How to Clean Binoculars

More binoculars have been ruined by improper cleaning than by being dropped.

You've probably watched someone degrade their binoculars. They breathe on the binocular's eyepiece and then rub the glass with the corner of a shirt. Poor birder, they never knew they just dulled every image they would ever see with that binocular again.

The totally WRONG way

The breathe-and-rub method is really just a way to frost the glass — like a shower door. A primary ingredient of dust is silica. In other words, tiny rocks. Silica is harder than glass. If you rub dust across your eyepiece, you gouge microscopic scratches into the glass and the ultra-thin coatings on the lenses.

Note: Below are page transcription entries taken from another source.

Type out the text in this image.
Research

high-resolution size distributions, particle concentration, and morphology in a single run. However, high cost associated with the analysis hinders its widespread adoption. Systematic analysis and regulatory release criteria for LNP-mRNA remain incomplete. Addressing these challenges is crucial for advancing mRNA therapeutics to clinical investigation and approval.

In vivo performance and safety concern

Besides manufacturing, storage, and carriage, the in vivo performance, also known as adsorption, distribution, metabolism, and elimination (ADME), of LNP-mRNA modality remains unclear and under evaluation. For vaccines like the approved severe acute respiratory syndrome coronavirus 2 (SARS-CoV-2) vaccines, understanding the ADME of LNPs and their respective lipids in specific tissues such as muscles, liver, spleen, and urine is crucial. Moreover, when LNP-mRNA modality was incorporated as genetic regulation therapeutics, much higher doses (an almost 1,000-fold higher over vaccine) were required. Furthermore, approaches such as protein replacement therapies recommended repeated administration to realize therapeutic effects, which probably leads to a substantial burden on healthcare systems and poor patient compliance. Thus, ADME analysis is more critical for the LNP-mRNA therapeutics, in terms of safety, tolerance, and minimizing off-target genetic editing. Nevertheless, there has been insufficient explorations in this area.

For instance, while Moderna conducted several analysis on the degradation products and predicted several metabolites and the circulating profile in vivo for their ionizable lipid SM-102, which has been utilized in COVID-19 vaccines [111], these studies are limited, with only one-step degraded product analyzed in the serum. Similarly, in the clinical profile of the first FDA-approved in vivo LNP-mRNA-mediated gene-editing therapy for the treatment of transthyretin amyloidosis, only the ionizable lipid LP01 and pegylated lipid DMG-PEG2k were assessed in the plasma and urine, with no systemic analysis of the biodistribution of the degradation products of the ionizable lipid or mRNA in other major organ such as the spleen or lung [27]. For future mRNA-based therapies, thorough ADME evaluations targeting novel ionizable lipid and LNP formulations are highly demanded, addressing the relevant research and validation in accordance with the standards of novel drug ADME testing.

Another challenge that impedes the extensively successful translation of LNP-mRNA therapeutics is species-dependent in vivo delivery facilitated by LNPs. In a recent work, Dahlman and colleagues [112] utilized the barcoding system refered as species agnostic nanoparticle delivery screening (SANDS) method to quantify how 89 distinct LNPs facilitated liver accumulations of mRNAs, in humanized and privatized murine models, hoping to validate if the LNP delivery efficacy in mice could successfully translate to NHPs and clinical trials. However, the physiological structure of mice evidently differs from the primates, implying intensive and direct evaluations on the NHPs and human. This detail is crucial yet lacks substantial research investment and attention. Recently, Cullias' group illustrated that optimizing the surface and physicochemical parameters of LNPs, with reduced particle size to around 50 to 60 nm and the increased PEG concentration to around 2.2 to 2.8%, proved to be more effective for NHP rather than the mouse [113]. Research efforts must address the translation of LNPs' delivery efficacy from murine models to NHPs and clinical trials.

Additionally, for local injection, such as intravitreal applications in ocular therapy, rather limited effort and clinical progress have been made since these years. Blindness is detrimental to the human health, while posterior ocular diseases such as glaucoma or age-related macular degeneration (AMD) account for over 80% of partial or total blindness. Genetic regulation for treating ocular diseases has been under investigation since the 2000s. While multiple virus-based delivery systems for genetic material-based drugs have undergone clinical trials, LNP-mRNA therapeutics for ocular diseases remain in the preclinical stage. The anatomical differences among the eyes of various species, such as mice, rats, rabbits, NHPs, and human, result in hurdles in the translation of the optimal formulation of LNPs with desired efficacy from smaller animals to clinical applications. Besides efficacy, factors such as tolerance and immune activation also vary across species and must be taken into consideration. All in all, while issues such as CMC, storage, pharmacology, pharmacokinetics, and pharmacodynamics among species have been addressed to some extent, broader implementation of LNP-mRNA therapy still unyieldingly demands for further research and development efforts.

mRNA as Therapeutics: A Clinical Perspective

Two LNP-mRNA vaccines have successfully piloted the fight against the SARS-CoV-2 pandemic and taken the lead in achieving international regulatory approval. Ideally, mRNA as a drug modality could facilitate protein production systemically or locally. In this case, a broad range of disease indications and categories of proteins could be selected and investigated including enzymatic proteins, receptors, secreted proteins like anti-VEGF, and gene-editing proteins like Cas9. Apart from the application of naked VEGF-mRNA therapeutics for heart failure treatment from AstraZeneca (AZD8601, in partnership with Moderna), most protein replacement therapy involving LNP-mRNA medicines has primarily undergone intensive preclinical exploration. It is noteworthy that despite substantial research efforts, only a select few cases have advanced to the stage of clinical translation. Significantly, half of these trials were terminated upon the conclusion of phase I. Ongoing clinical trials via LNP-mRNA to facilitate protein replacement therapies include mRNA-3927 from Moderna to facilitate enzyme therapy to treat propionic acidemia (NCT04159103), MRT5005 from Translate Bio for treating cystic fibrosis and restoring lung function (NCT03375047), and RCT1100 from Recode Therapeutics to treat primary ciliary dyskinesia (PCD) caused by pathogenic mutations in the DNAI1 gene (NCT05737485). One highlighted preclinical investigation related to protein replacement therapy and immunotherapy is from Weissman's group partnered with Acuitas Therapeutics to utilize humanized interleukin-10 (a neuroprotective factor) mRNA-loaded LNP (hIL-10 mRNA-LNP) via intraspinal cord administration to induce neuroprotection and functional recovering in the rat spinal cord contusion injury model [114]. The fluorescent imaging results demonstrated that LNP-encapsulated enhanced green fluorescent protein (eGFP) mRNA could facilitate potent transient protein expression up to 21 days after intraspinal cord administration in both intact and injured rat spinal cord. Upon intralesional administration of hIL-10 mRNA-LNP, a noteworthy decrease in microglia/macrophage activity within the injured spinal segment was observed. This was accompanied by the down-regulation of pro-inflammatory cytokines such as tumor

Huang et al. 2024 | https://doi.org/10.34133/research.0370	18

You may not see the scratches individually, at least right away, because they're so small. But they scatter light. And so over time your binocular begins to give a cloudy image.

The RIGHT way

However, it's easy to clean your binocular the right way, and keep your binoculars bright for many years.

Step 1 ~ Remove all the loose dust from the binocular's lenses.

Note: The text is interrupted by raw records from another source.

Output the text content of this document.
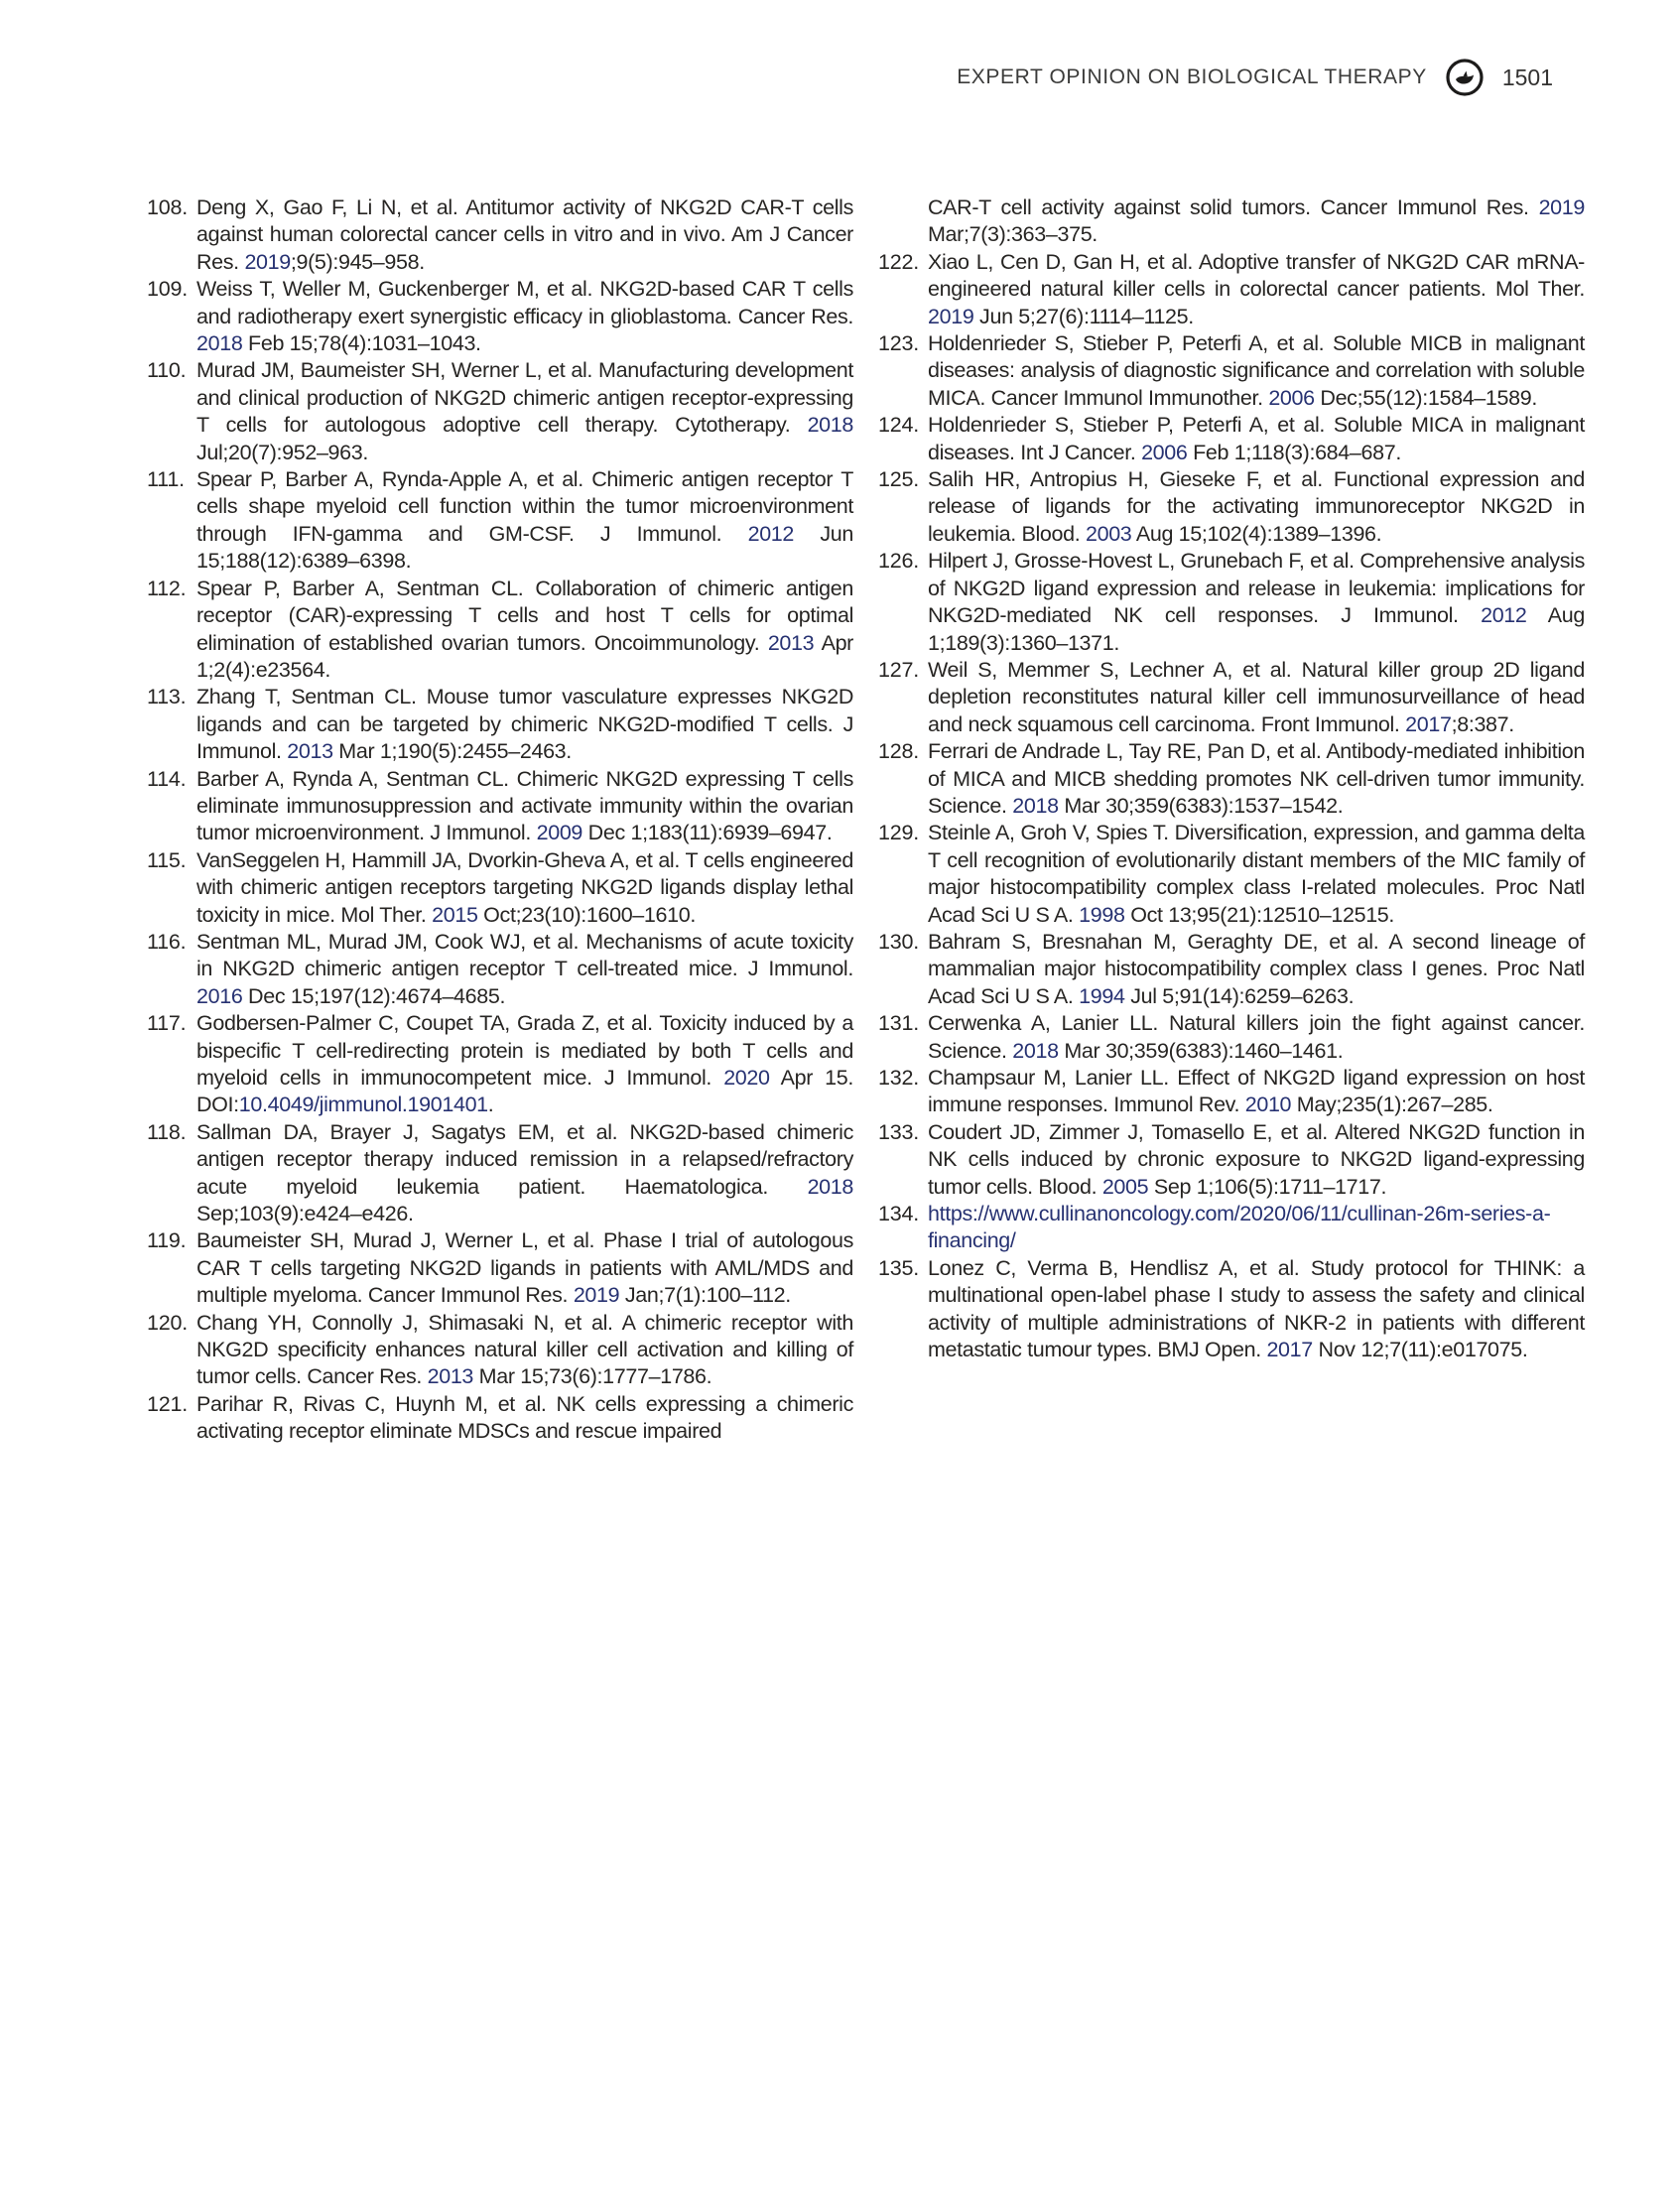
EXPERT OPINION ON BIOLOGICAL THERAPY	1501
108. Deng X, Gao F, Li N, et al. Antitumor activity of NKG2D CAR-T cells against human colorectal cancer cells in vitro and in vivo. Am J Cancer Res. 2019;9(5):945–958.
109. Weiss T, Weller M, Guckenberger M, et al. NKG2D-based CAR T cells and radiotherapy exert synergistic efficacy in glioblastoma. Cancer Res. 2018 Feb 15;78(4):1031–1043.
110. Murad JM, Baumeister SH, Werner L, et al. Manufacturing development and clinical production of NKG2D chimeric antigen receptor-expressing T cells for autologous adoptive cell therapy. Cytotherapy. 2018 Jul;20(7):952–963.
111. Spear P, Barber A, Rynda-Apple A, et al. Chimeric antigen receptor T cells shape myeloid cell function within the tumor microenvironment through IFN-gamma and GM-CSF. J Immunol. 2012 Jun 15;188(12):6389–6398.
112. Spear P, Barber A, Sentman CL. Collaboration of chimeric antigen receptor (CAR)-expressing T cells and host T cells for optimal elimination of established ovarian tumors. Oncoimmunology. 2013 Apr 1;2(4):e23564.
113. Zhang T, Sentman CL. Mouse tumor vasculature expresses NKG2D ligands and can be targeted by chimeric NKG2D-modified T cells. J Immunol. 2013 Mar 1;190(5):2455–2463.
114. Barber A, Rynda A, Sentman CL. Chimeric NKG2D expressing T cells eliminate immunosuppression and activate immunity within the ovarian tumor microenvironment. J Immunol. 2009 Dec 1;183(11):6939–6947.
115. VanSeggelen H, Hammill JA, Dvorkin-Gheva A, et al. T cells engineered with chimeric antigen receptors targeting NKG2D ligands display lethal toxicity in mice. Mol Ther. 2015 Oct;23(10):1600–1610.
116. Sentman ML, Murad JM, Cook WJ, et al. Mechanisms of acute toxicity in NKG2D chimeric antigen receptor T cell-treated mice. J Immunol. 2016 Dec 15;197(12):4674–4685.
117. Godbersen-Palmer C, Coupet TA, Grada Z, et al. Toxicity induced by a bispecific T cell-redirecting protein is mediated by both T cells and myeloid cells in immunocompetent mice. J Immunol. 2020 Apr 15. DOI:10.4049/jimmunol.1901401.
118. Sallman DA, Brayer J, Sagatys EM, et al. NKG2D-based chimeric antigen receptor therapy induced remission in a relapsed/refractory acute myeloid leukemia patient. Haematologica. 2018 Sep;103(9):e424–e426.
119. Baumeister SH, Murad J, Werner L, et al. Phase I trial of autologous CAR T cells targeting NKG2D ligands in patients with AML/MDS and multiple myeloma. Cancer Immunol Res. 2019 Jan;7(1):100–112.
120. Chang YH, Connolly J, Shimasaki N, et al. A chimeric receptor with NKG2D specificity enhances natural killer cell activation and killing of tumor cells. Cancer Res. 2013 Mar 15;73(6):1777–1786.
121. Parihar R, Rivas C, Huynh M, et al. NK cells expressing a chimeric activating receptor eliminate MDSCs and rescue impaired
CAR-T cell activity against solid tumors. Cancer Immunol Res. 2019 Mar;7(3):363–375.
122. Xiao L, Cen D, Gan H, et al. Adoptive transfer of NKG2D CAR mRNA-engineered natural killer cells in colorectal cancer patients. Mol Ther. 2019 Jun 5;27(6):1114–1125.
123. Holdenrieder S, Stieber P, Peterfi A, et al. Soluble MICB in malignant diseases: analysis of diagnostic significance and correlation with soluble MICA. Cancer Immunol Immunother. 2006 Dec;55(12):1584–1589.
124. Holdenrieder S, Stieber P, Peterfi A, et al. Soluble MICA in malignant diseases. Int J Cancer. 2006 Feb 1;118(3):684–687.
125. Salih HR, Antropius H, Gieseke F, et al. Functional expression and release of ligands for the activating immunoreceptor NKG2D in leukemia. Blood. 2003 Aug 15;102(4):1389–1396.
126. Hilpert J, Grosse-Hovest L, Grunebach F, et al. Comprehensive analysis of NKG2D ligand expression and release in leukemia: implications for NKG2D-mediated NK cell responses. J Immunol. 2012 Aug 1;189(3):1360–1371.
127. Weil S, Memmer S, Lechner A, et al. Natural killer group 2D ligand depletion reconstitutes natural killer cell immunosurveillance of head and neck squamous cell carcinoma. Front Immunol. 2017;8:387.
128. Ferrari de Andrade L, Tay RE, Pan D, et al. Antibody-mediated inhibition of MICA and MICB shedding promotes NK cell-driven tumor immunity. Science. 2018 Mar 30;359(6383):1537–1542.
129. Steinle A, Groh V, Spies T. Diversification, expression, and gamma delta T cell recognition of evolutionarily distant members of the MIC family of major histocompatibility complex class I-related molecules. Proc Natl Acad Sci U S A. 1998 Oct 13;95(21):12510–12515.
130. Bahram S, Bresnahan M, Geraghty DE, et al. A second lineage of mammalian major histocompatibility complex class I genes. Proc Natl Acad Sci U S A. 1994 Jul 5;91(14):6259–6263.
131. Cerwenka A, Lanier LL. Natural killers join the fight against cancer. Science. 2018 Mar 30;359(6383):1460–1461.
132. Champsaur M, Lanier LL. Effect of NKG2D ligand expression on host immune responses. Immunol Rev. 2010 May;235(1):267–285.
133. Coudert JD, Zimmer J, Tomasello E, et al. Altered NKG2D function in NK cells induced by chronic exposure to NKG2D ligand-expressing tumor cells. Blood. 2005 Sep 1;106(5):1711–1717.
134. https://www.cullinanoncology.com/2020/06/11/cullinan-26m-series-a-financing/
135. Lonez C, Verma B, Hendlisz A, et al. Study protocol for THINK: a multinational open-label phase I study to assess the safety and clinical activity of multiple administrations of NKR-2 in patients with different metastatic tumour types. BMJ Open. 2017 Nov 12;7(11):e017075.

Use the brush end of a lens cleaning pen, specially made for cleaning optics. The brush is soft and won't harm the glass or coatings. It helps to hold the binocular upside down so the dust falls away.

Or blow away the dust with a can of air (from photographic supply store).

Don't use your breath. The air coming out of your lungs has tiny droplets of water in it. Those drops will leave waterspots on your lens.

Step 2 ~ Moisten a Q-tip with water or lens cleaning solution and float off any remaining dust.

If your binocular is waterproof, you can actually run it under the tap. Just don't squirt it hard. You don't want to force the seals with undue pressure.

Do not use fluid designed for cleaning eyeglasses or windows, as it may attack the coatings. It is OK to use lens cleaning fluid designed for cameras and optics.

Step 3 ~ Now that the dust is gone, you can wipe the lens with lens tissue, a special micro fiber lens cloth, or a very soft cotton cloth (like a piece of a clean old cotton undershirt).

Do not use paper towels or facial tissue, as these are too rough. They may feel soft to your hand, but they usually include wood fiber that will scratch your lenses or its coating.

Easy does it

Don't be a clean freak. Often even when there are waterspots or dust on the objective lenses, you can still see amazingly well through your binocular. If possible, try to tolerate a bit of dust or imperfection until you get to a place when you can clean your binoculars safely. 

Even after you've cleaned them, you don't have to polish them absolutely perfect up to the edges of the eyepiece glass. Generally, it's better as much as possible to avoid rubbing the optical surfaces.